Ah yes, the Queen of Soul, who better to listen to while reading! I have to say, anyone running against the GOP this time out would look great by default lol. Obama I believe has made a few unfortunate choices, but he's young and untried in the area of below-the-belt politics. Once he's ensconced in Washington I'm afraid many folks will be disappointed, which is unfortunate because they truly believe this man will change their lives, and of course, he can't promise to eradicate bigotry or poverty, he can only make educated choices. I see how virulently he was attacked early on for nonsensical things such as his name and religion, but in this country for some, it's anything to keep a black man powerless, yes? But he's already made history and I think the least we can do is help him on his journey, we don't have to support his party or respect the office in a system which is flawed. Much is expected of Obama, I'm anxious to see who he surrounds himself with - the true policymakers - lobbyists with big money influence on the legislature. Either way, this is an historical time and Mr. O is in the venue he asked for. I wish him great public and private success. http://cathy-daretothink/

The Urban Perspective said...

Thanx for sharing "the facts". This piece needs to be posted inside every voting booth next week :)

aims said...

This was a very interesting read Sheria. I appreciate the way you break things down, making it simple for those of us (like myself) who struggle to understand politics. You still have a lot of "teacher" in you. =)

Have a great week!
Many hugs ~

Alan said...


Great post! It's nice to see someone cut through the crap and lay it out for us simple folks.
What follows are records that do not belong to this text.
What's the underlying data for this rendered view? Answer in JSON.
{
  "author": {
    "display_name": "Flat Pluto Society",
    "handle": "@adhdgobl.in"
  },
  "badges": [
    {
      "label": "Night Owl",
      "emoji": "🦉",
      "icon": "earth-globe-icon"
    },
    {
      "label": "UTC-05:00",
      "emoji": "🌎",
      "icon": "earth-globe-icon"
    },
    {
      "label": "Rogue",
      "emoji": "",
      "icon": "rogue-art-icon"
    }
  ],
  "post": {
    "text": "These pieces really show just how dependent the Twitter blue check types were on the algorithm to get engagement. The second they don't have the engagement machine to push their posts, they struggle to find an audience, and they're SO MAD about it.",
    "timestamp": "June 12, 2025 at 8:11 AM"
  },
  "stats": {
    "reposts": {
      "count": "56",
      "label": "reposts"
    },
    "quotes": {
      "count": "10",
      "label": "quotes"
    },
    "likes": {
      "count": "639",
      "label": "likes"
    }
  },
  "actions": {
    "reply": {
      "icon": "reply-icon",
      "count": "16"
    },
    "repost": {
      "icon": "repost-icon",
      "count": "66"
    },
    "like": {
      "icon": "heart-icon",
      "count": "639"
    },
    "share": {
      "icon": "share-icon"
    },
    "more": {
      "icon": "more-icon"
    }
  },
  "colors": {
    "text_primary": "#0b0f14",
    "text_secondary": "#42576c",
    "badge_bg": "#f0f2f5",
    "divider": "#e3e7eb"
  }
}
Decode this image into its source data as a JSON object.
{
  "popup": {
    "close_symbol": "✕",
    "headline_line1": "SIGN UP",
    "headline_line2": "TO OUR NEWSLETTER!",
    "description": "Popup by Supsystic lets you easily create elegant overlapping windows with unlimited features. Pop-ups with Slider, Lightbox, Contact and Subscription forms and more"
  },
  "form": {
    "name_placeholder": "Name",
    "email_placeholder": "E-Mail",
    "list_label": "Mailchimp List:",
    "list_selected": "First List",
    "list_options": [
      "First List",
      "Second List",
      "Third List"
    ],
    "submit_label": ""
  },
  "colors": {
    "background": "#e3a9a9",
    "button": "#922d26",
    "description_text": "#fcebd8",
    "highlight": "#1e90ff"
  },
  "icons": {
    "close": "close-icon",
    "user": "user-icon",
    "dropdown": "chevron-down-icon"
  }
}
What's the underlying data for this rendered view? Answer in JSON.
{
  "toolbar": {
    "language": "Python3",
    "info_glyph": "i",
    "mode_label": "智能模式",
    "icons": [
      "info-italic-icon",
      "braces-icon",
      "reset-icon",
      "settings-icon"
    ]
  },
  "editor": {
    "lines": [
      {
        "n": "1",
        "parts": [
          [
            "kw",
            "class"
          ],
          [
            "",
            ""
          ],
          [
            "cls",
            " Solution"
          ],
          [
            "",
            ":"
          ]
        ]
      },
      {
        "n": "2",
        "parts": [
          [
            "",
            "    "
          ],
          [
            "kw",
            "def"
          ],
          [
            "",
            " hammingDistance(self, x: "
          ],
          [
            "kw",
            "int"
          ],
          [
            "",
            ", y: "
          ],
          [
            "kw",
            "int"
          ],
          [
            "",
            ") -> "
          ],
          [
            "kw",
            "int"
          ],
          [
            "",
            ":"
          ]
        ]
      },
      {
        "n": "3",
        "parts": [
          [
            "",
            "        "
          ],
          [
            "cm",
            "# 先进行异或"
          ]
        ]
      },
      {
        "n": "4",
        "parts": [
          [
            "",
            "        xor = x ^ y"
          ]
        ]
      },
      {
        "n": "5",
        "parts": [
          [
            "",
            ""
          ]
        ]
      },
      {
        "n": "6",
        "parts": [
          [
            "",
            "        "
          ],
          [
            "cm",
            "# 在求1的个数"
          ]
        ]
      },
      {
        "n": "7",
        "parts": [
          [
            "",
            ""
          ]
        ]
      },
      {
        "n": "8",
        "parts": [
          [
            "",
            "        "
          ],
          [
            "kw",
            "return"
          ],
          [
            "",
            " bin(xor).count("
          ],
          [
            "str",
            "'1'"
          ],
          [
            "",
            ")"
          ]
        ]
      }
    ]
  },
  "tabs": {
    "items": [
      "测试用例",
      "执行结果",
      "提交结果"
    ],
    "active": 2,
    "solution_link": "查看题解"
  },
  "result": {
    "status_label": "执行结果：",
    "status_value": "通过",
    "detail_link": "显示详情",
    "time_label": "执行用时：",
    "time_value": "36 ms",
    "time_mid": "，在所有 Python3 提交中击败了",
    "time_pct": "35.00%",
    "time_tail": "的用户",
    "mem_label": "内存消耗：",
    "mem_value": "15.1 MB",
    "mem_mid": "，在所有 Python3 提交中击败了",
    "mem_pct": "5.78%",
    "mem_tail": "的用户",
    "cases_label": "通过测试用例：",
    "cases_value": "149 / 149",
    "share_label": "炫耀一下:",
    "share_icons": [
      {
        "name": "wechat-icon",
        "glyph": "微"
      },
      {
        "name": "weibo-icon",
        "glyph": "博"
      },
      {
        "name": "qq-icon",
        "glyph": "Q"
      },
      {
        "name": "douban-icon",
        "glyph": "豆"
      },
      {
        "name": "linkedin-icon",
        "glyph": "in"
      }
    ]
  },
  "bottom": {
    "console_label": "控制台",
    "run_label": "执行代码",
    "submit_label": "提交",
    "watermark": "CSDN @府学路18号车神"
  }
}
Had a question come up at home on a political side issue. I'll not ask it here, because it's off topic, but you can join the discussion (or start it) on my post


Claudia's thoughts said...

That was a very good explaination. What I am finding annoying is the fact that we are still hearing about the Corporate HAVES are still getting their bonuses, ever after leading the companies to ruin. I would like to see that "we the people" get our 401's and 403'3 loss reimbursed because of their greed and gross mismanagemet. I, at 62 will have to work longer and the scoundrels get off with millions.

Marc said...

Fine Meg, if you really believe wealth is always accorded to those who work the hardest, then you will agree that 1) inherited wealth should be banned; 2) home health care aides, ditchdiggers, factory workers, peasants anywhere and mothers with small children should be getting the paystubs now going CEOs and executives who may work hard but couldn't last a day picking fruit in the hot sun.
Your analyis is the same self-justifying Darwinism the right has been dishing out for decades.
The real question is what would be so terrible if the "haves" had a little less so that we didn't have "have-nots?" Why doesn't the presence of poverty in the world seem to to bother so many of rich, and even less of those aspiring to be so?

Lynn said...

Thanks for this great educational post. I wish everyone in the whole country would read it. Unfortunately I live in a state full of dunces. (OK) I am amazed at the number of poor and working class people I hear arguing in favor of continuing tax breaks for the wealthy.

Lynn said...

Oh, I also wanted to say that I don't think Obama is going to be a miracle worker. He just happens to be the best man for the job. Things might still be messed up four years from now but I think there's a better chance that things will be less messed up than they are now if Obama is our president.

Rhonda said...

Thank you for explaining that so well. I have tried and tried to explain this to people, but I can't seem to get through. I'm considering just printing out your post and handing it to them..LOL Would you mind Sheria?